|
MUCRU, in collaboration with Dave Johnston (Duke University Marine Lab, North Carolina) and David Lusseau (University of Aberdeen, Scotland) aims to collect baseline data on the local abundance, distribution and behaviour of spinner dolphins (Stenella longirostris) using a suite of modern visual and acoustic techniques in two resting bays (to be determined) in Hawaii. These data will then be used to investigate the effects of human interactions on the spinner dolphins and assess the effectiveness of time area closures as a mitigation approach.
Hawaiian spinner dolphins feed on fish, shrimp, and squid that, during the day, remain deep in the ocean but migrate to the surface (upper 200 m) at night. Spinner dolphins hunt cooperatively offshore at night as the deep scattering layer migrates into shallow waters . During the day, spinner dolphins move into shallow coastal waters to rest and socialise. The areas that are used most frequently are wind protected bays, typically < 50 m in depth, and have sandy bottoms (presumably to aid in the detection of predators). As the dolphins begin to rest, aerial behaviours (spins and leaps) subside considerably, the school tightens, the dolphins move slowly back and forth, and they spend most of their time below the surface.

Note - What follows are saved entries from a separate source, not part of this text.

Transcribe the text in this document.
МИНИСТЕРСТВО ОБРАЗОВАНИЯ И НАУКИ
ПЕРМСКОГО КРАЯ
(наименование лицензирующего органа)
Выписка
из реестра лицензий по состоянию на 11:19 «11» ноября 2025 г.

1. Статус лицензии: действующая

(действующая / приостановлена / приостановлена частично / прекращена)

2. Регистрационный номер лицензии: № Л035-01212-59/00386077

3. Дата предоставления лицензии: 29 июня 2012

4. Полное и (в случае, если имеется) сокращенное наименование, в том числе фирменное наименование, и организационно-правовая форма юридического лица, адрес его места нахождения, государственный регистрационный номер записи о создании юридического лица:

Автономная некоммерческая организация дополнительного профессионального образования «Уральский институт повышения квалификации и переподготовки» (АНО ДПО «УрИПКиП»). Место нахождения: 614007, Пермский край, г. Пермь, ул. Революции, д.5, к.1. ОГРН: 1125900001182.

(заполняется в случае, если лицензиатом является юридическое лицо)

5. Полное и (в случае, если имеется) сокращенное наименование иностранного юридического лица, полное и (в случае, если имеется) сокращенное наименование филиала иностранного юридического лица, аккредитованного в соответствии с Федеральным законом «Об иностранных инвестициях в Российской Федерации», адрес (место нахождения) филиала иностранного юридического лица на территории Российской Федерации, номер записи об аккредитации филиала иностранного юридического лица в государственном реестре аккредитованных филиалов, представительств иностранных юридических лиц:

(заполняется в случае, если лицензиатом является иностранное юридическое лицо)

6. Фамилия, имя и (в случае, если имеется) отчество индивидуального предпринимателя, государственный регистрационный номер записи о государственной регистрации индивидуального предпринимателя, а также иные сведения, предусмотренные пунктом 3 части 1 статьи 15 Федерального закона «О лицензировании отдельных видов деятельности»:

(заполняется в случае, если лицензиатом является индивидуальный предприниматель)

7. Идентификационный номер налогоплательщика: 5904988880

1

Emergent research is showing that cetacean-based tourism (boat-based and swim-with) can cause biologically significant impacts on targeted dolphin communities. In Hawaii, the dolphin-based tourism industry has grown rapidly in the past two decades. Limited quantitative data are currently available to assess potentially biological significant impacts of tourism activities on targeted animals. Hawaiian spinner dolphins have predictable daily movement patterns, foraging offshore at night and returning to inshore sheltered bays to rest during daytime. This set movement pattern may render them particularly vulnerable to disturbance because of their reliance on a limited area of sheltered waters to rest, socialise and avoid predators. Considering the non-sustainable impacts of tourism on dolphins documented in locations of substantially less tourism pressure, similar impacts are likely to be occurring in Hawaii. Specific concerns in regards to human-spinner dolphin interactions include:
- changes to dolphin behavioural budgets
- energetic deficits
- reduced vigilance for predators
- truncated rest periods
- alteration of social interactions with conspecifics
- inadequate recovery from day-time disturbances with a reduction in nocturnal foraging efficiency and displacement of dolphins from prime habitat to less optimal habitat with an increase in predation risk
Elsewhere, these effects have lead to long-term consequences for the viability and fitness of individual dolphins and their populations.